Operator precedence and struct definition in C

Question

struct struct0 {
  int a;
};

struct struct1 {
  struct struct0 structure0;
  int b;
} rho;


&rho->structure0; /* Reference 1 */
(struct struct0 *)rho; /* Reference 2 */
(struct struct0)rho; /* Reference 3 */

1. From reference 1, does the compiler take the address of rho, and then access structure0, or vice-versa?

2. What does the line at reference 2 do?

3. Since structure0 is the first member of struct1, would reference 3 be equivalent to reference 1?

Answer 1

&rho->structure0; /* Reference 1 */
(struct struct0)rho; /* Reference 3 */
(struct struct0 *)rho; /* Reference 2 */

All the three reference is not right:

• rho is not a pointer. So you can not do rho->structure0 but (&rho)->structure0
• You can not convert a variable to a pointer, so you can not do (struct struct0)rho; but (struct struct0 *)&rho

I quite dont really understand what you want to do, so I can not help you much.

Answer 2

In order of your references:

1. the -> has higher precedence than the &. You're going to get the address of rho->structure0. Or rather, you would if rho were a pointer. Since it's not, you'll get a compile error.
2. That won't work - you're casting a structure to a pointer type - you should get compiler error doing that.
3. You can't do that either.
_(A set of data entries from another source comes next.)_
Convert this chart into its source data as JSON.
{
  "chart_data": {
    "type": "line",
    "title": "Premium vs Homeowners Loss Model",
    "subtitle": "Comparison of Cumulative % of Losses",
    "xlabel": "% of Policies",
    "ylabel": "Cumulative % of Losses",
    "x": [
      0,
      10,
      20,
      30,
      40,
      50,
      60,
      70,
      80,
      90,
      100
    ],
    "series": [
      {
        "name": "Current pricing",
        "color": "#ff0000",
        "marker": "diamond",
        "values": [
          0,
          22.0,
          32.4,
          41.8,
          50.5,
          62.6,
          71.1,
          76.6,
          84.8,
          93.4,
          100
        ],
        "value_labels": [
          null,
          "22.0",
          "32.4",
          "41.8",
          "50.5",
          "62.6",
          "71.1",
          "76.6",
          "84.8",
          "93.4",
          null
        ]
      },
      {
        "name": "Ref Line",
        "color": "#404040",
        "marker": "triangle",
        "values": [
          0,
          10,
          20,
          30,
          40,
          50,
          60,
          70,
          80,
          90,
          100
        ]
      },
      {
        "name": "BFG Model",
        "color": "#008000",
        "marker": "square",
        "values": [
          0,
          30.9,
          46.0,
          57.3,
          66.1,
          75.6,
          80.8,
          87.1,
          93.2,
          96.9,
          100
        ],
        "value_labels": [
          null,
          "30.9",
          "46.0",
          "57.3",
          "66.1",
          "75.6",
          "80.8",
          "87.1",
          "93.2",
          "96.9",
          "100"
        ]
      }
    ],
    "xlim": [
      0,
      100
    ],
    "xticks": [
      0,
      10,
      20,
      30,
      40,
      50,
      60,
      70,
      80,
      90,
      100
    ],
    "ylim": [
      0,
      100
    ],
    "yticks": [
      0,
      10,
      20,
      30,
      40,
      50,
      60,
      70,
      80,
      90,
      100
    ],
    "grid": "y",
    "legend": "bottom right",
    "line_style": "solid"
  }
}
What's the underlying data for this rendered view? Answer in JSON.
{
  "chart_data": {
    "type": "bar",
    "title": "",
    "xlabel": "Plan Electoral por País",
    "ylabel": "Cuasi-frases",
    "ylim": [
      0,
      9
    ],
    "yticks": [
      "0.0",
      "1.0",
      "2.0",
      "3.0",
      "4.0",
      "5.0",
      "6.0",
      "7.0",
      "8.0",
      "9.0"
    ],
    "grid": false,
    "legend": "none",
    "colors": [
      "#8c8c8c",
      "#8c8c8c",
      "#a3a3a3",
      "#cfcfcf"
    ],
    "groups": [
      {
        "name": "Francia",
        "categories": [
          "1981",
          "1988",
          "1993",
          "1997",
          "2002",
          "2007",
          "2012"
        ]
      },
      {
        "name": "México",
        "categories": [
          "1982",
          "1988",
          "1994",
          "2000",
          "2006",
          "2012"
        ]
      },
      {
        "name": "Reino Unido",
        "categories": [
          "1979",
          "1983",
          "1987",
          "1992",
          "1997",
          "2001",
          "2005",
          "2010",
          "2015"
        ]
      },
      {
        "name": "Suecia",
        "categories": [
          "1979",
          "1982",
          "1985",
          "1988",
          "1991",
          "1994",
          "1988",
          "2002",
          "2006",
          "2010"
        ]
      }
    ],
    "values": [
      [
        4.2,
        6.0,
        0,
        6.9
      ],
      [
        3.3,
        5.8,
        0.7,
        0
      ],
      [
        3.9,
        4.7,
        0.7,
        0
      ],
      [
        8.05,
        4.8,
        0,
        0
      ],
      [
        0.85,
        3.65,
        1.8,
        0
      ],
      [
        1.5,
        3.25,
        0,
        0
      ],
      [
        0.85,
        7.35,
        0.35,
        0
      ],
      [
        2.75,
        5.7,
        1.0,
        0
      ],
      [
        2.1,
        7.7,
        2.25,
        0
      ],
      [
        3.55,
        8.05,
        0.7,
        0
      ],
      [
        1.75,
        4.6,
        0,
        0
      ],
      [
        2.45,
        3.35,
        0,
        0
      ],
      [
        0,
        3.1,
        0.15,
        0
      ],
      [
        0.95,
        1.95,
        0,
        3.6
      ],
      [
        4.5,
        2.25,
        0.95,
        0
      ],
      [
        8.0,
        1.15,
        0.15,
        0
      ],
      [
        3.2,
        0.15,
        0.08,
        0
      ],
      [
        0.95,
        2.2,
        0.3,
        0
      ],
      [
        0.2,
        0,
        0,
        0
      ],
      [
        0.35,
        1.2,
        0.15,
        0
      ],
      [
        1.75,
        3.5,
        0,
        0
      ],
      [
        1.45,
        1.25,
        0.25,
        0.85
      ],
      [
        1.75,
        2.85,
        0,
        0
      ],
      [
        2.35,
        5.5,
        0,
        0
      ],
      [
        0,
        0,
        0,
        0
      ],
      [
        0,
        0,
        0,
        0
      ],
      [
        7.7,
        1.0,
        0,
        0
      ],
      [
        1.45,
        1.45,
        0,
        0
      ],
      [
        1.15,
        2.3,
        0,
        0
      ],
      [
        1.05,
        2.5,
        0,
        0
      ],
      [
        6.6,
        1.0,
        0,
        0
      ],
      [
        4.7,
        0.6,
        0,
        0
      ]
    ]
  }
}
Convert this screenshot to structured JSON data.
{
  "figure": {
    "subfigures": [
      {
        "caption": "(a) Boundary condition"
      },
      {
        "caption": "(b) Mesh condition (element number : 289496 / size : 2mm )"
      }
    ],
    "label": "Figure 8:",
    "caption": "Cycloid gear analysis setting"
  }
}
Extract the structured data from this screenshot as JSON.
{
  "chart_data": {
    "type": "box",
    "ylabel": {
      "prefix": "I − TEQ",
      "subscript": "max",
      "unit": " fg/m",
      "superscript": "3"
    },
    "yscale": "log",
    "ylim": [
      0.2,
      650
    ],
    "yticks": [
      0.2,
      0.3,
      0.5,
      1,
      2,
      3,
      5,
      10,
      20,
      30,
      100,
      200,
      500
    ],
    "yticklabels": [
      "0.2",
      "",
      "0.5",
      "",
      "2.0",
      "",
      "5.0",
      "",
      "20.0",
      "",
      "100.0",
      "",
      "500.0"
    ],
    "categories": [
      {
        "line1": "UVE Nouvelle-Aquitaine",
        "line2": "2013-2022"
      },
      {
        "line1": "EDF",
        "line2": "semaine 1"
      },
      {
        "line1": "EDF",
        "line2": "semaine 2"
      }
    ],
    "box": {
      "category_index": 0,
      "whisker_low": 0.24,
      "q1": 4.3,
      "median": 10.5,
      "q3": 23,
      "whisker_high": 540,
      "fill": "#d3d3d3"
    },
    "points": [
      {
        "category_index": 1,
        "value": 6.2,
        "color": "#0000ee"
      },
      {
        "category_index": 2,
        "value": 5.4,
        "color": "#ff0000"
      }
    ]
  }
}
A typecast to a non-scalar type is also an error.

Your examples #2 and #3 are covered by the standard section 6.5.4:

Unless the type name specifies a void type, the type name shall specify qualified or unqualified scalar type and the operand shall have scalar type.

If you put any of that code in a compiler you'd see the same results; is the code you're showing not what you intended to ask about?